Opinion – Roy Hill advances local industry – Australian Resources and Investment Magazine

My team and I at Hancock Prospecting have been working to bring the Roy Hills iron ore project in Australia’s north-west to fruition. I’d like to comment on this major project.

All the work on planning, engineering and feasibility studies has been completed and the key government approvals are in place. The project is now entering the construction phase with civil earthworks underway to provide accommodation for the construction workers, and the harbour dredging is almost complete.

In late 2014, subject to a number of things – including the timely achievement of debt finance – it is expected that the first iron ore will be mined and processed, transported 340 kilometres on a new heavy-haul rail line, and exported through new purpose built wharves at Port Hedland. This is a very exciting new venture, incorporating the latest world-class innovations in technology and infrastructure. Over 1000 people are already employed across the project, and we have recently accumulated over 1.2 million work hours without lost injury time.
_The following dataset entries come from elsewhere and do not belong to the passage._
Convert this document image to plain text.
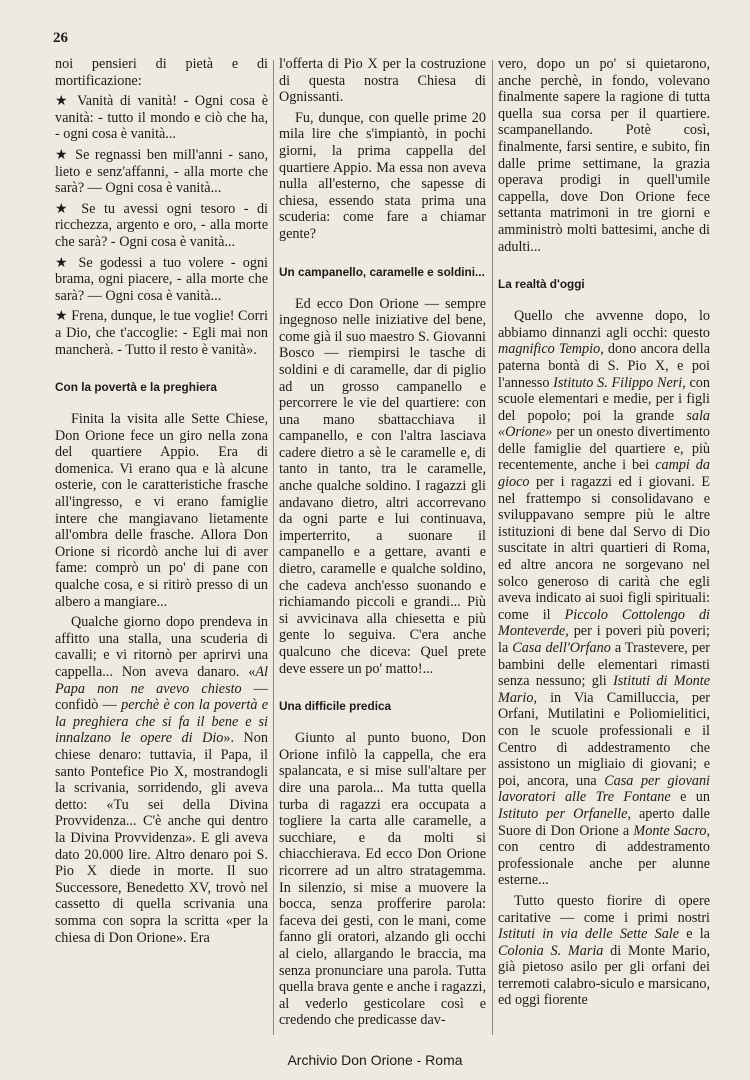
26

noi pensieri di pietà e di mortificazione:

★ Vanità di vanità! - Ogni cosa è vanità: - tutto il mondo e ciò che ha, - ogni cosa è vanità...

★ Se regnassi ben mill'anni - sano, lieto e senz'affanni, - alla morte che sarà? — Ogni cosa è vanità...

★ Se tu avessi ogni tesoro - di ricchezza, argento e oro, - alla morte che sarà? - Ogni cosa è vanità...

★ Se godessi a tuo volere - ogni brama, ogni piacere, - alla morte che sarà? — Ogni cosa è vanità...

★ Frena, dunque, le tue voglie! Corri a Dio, che t'accoglie: - Egli mai non mancherà. - Tutto il resto è vanità».

Con la povertà e la preghiera

Finita la visita alle Sette Chiese, Don Orione fece un giro nella zona del quartiere Appio. Era di domenica. Vi erano qua e là alcune osterie, con le caratteristiche frasche all'ingresso, e vi erano famiglie intere che mangiavano lietamente all'ombra delle frasche. Allora Don Orione si ricordò anche lui di aver fame: comprò un po' di pane con qualche cosa, e si ritirò presso di un albero a mangiare...

Qualche giorno dopo prendeva in affitto una stalla, una scuderia di cavalli; e vi ritornò per aprirvi una cappella... Non aveva danaro. «Al Papa non ne avevo chiesto — confidò — perchè è con la povertà e la preghiera che si fa il bene e si innalzano le opere di Dio». Non chiese denaro: tuttavia, il Papa, il santo Pontefice Pio X, mostrandogli la scrivania, sorridendo, gli aveva detto: «Tu sei della Divina Provvidenza... C'è anche qui dentro la Divina Provvidenza». E gli aveva dato 20.000 lire. Altro denaro poi S. Pio X diede in morte. Il suo Successore, Benedetto XV, trovò nel cassetto di quella scrivania una somma con sopra la scritta «per la chiesa di Don Orione». Era

l'offerta di Pio X per la costruzione di questa nostra Chiesa di Ognissanti.

Fu, dunque, con quelle prime 20 mila lire che s'impiantò, in pochi giorni, la prima cappella del quartiere Appio. Ma essa non aveva nulla all'esterno, che sapesse di chiesa, essendo stata prima una scuderia: come fare a chiamar gente?

Un campanello, caramelle e soldini...

Ed ecco Don Orione — sempre ingegnoso nelle iniziative del bene, come già il suo maestro S. Giovanni Bosco — riempirsi le tasche di soldini e di caramelle, dar di piglio ad un grosso campanello e percorrere le vie del quartiere: con una mano sbattacchiava il campanello, e con l'altra lasciava cadere dietro a sè le caramelle e, di tanto in tanto, tra le caramelle, anche qualche soldino. I ragazzi gli andavano dietro, altri accorrevano da ogni parte e lui continuava, imperterrito, a suonare il campanello e a gettare, avanti e dietro, caramelle e qualche soldino, che cadeva anch'esso suonando e richiamando piccoli e grandi... Più si avvicinava alla chiesetta e più gente lo seguiva. C'era anche qualcuno che diceva: Quel prete deve essere un po' matto!...

Una difficile predica

Giunto al punto buono, Don Orione infilò la cappella, che era spalancata, e si mise sull'altare per dire una parola... Ma tutta quella turba di ragazzi era occupata a togliere la carta alle caramelle, a succhiare, e da molti si chiacchierava. Ed ecco Don Orione ricorrere ad un altro stratagemma. In silenzio, si mise a muovere la bocca, senza profferire parola: faceva dei gesti, con le mani, come fanno gli oratori, alzando gli occhi al cielo, allargando le braccia, ma senza pronunciare una parola. Tutta quella brava gente e anche i ragazzi, al vederlo gesticolare così e credendo che predicasse dav-

vero, dopo un po' si quietarono, anche perchè, in fondo, volevano finalmente sapere la ragione di tutta quella sua corsa per il quartiere. scampanellando. Potè così, finalmente, farsi sentire, e subito, fin dalle prime settimane, la grazia operava prodigi in quell'umile cappella, dove Don Orione fece settanta matrimoni in tre giorni e amministrò molti battesimi, anche di adulti...

La realtà d'oggi

Quello che avvenne dopo, lo abbiamo dinnanzi agli occhi: questo magnifico Tempio, dono ancora della paterna bontà di S. Pio X, e poi l'annesso Istituto S. Filippo Neri, con scuole elementari e medie, per i figli del popolo; poi la grande sala «Orione» per un onesto divertimento delle famiglie del quartiere e, più recentemente, anche i bei campi da gioco per i ragazzi ed i giovani. E nel frattempo si consolidavano e sviluppavano sempre più le altre istituzioni di bene dal Servo di Dio suscitate in altri quartieri di Roma, ed altre ancora ne sorgevano nel solco generoso di carità che egli aveva indicato ai suoi figli spirituali: come il Piccolo Cottolengo di Monteverde, per i poveri più poveri; la Casa dell'Orfano a Trastevere, per bambini delle elementari rimasti senza nessuno; gli Istituti di Monte Mario, in Via Camilluccia, per Orfani, Mutilatini e Poliomielitici, con le scuole professionali e il Centro di addestramento che assistono un migliaio di giovani; e poi, ancora, una Casa per giovani lavoratori alle Tre Fontane e un Istituto per Orfanelle, aperto dalle Suore di Don Orione a Monte Sacro, con centro di addestramento professionale anche per alunne esterne...

Tutto questo fiorire di opere caritative — come i primi nostri Istituti in via delle Sette Sale e la Colonia S. Maria di Monte Mario, già pietoso asilo per gli orfani dei terremoti calabro-siculo e marsicano, ed oggi fiorente

Archivio Don Orione - Roma
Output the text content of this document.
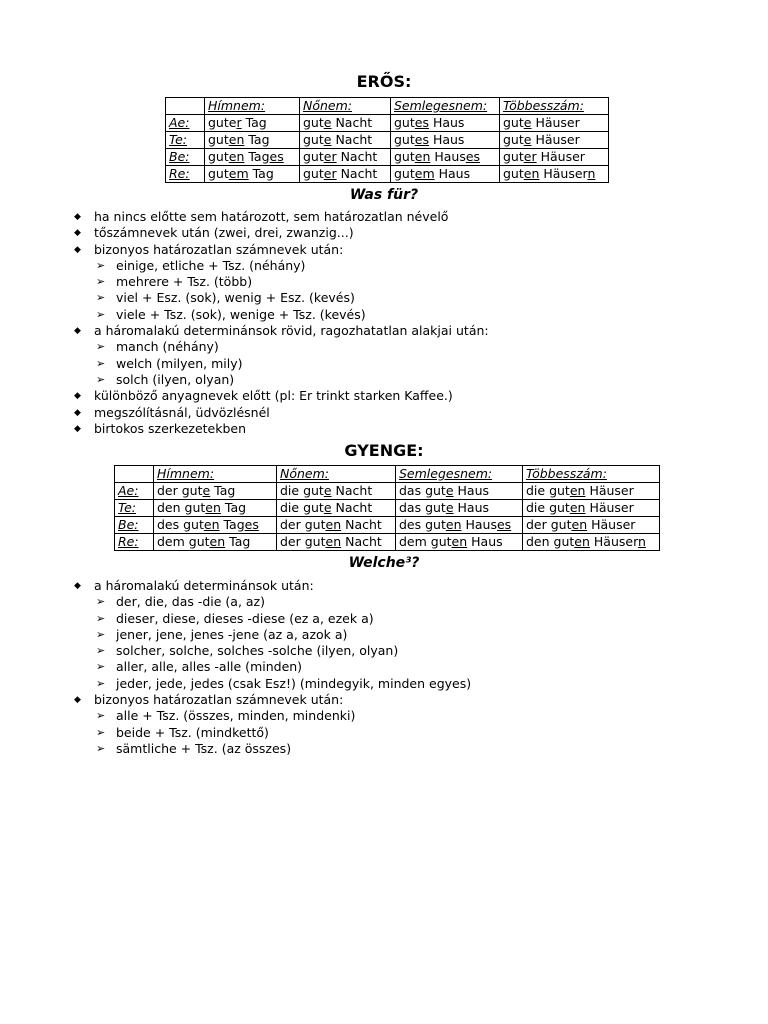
ERŐS:
	Hímnem:	Nőnem:	Semlegesnem:	Többesszám:
Ae:	guter Tag	gute Nacht	gutes Haus	gute Häuser
Te:	guten Tag	gute Nacht	gutes Haus	gute Häuser
Be:	guten Tages	guter Nacht	guten Hauses	guter Häuser
Re:	gutem Tag	guter Nacht	gutem Haus	guten Häusern
Was für?
◆ ha nincs előtte sem határozott, sem határozatlan névelő
◆ tőszámnevek után (zwei, drei, zwanzig...)
◆ bizonyos határozatlan számnevek után:
➢ einige, etliche + Tsz. (néhány)
➢ mehrere + Tsz. (több)
➢ viel + Esz. (sok), wenig + Esz. (kevés)
➢ viele + Tsz. (sok), wenige + Tsz. (kevés)
◆ a háromalakú determinánsok rövid, ragozhatatlan alakjai után:
➢ manch (néhány)
➢ welch (milyen, mily)
➢ solch (ilyen, olyan)
◆ különböző anyagnevek előtt (pl: Er trinkt starken Kaffee.)
◆ megszólításnál, üdvözlésnél
◆ birtokos szerkezetekben
GYENGE:
	Hímnem:	Nőnem:	Semlegesnem:	Többesszám:
Ae:	der gute Tag	die gute Nacht	das gute Haus	die guten Häuser
Te:	den guten Tag	die gute Nacht	das gute Haus	die guten Häuser
Be:	des guten Tages	der guten Nacht	des guten Hauses	der guten Häuser
Re:	dem guten Tag	der guten Nacht	dem guten Haus	den guten Häusern
Welche³?
◆ a háromalakú determinánsok után:
➢ der, die, das -die (a, az)
➢ dieser, diese, dieses -diese (ez a, ezek a)
➢ jener, jene, jenes -jene (az a, azok a)
➢ solcher, solche, solches -solche (ilyen, olyan)
➢ aller, alle, alles -alle (minden)
➢ jeder, jede, jedes (csak Esz!) (mindegyik, minden egyes)
◆ bizonyos határozatlan számnevek után:
➢ alle + Tsz. (összes, minden, mindenki)
➢ beide + Tsz. (mindkettő)
➢ sämtliche + Tsz. (az összes)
During the construction phase, we expect over 8000 positions to be created on this project. The vast majority will go to Australian workers, but to meet the required surge numbers for the skill categories, it will be necessary to source some overseas workers so that the construction phase is not interrupted. Once construction is completed, there will be more than 1000 permanent employment opportunities created for approximately 20 years, if not longer. It is expected that all of these positions will go to Australian workers; however, before we can get to the long-term phase, the project needs sufficient workers in the Pilbara to be able to build and deliver this project.

In recognition of my desire to create further sustainable opportunities for regional people, as an offset for the utilisation of overseas workers during the construction phase of the project, there would be many training places created for Australians to gain the skills required for future participation. Not all of these will be generated on the Roy Hill project  construction sites; they will also be provided in other Australian towns and areas to enable the benefits to be shared.

The Roy Hill project is still in its early days, but has already made a very significant contribution to our local, regional, state and national economies. For instance, I am advised that over 95 per cent of contracts awarded to date have gone to Australian businesses, and this local spending has already totalled more than $1 billion. These considerable benefits are therefor already flowing to families in many Australian communities.

However, purchases are not always being made from within Australia. There are many items of specialist equipment and technology that are not manufactured in our country. For instance, we can only source key equipment – such as large ore trucks, locomotives and electronic rail signalling systems – from overseas. There are also products that are of such a scale or volume that they are beyond the ability of Australian firms to produce within the time required. Nevertheless, the Roy Hill project is likely to spend $1 billion in Western Australia alone in this current financial year.

The Roy Hill project is one of the only major iron ore resource projects that is Western Australian/Australian majority-owned. We also have some key strategic investment partners from South Korea and Japan who complement our business and bring considerable financial, engineering and steel industry expertise to the table.

I am very conscious of the fact that our project is just a small issue in the context of where Australia is and where it is currently heading. As this edition of Australian Resources and Investment goes to print, Australia is due, for the first time ever, to hit its debt ceiling and breach its loans if the Australian debt then continues to increase, despite five or six years of the commodities boom resulting in increased revenues.

We should be preparing for this and doing whatever we can to ensure our exporting and revenue-earning industries remain competitive in the world markets, so that this much-needed revenue grows. Instead, even without the additional massive costs of the carbon tax and the mining resource rent tax, Australia is already one of the five most expensive places in the world in which to do business.

Things like additional FIFO conditions, restrictions on overseas guest labour, regulations, approvals, permits, licences and attached conditions, eliminating the diesel fuel rebate, insisting on more expensive or inappropriate Australian content, et cetera, will simply add to Australia’s already high costs of doing business, and less business means less revenue and fewer sustainable jobs. We have to be much more sensible about burdening our small, export-oriented and other businesses, and resist policies that could kill the geese who lay the golden eggs. We need these businesses and projects.

Instead, we should be advancing policies to make Australia a better place in which to invest and do business if we wish to hand on a better living standard to the next generation – a generation that will otherwise be struggling with our debt, plus the extra expense of an increasingly aging population.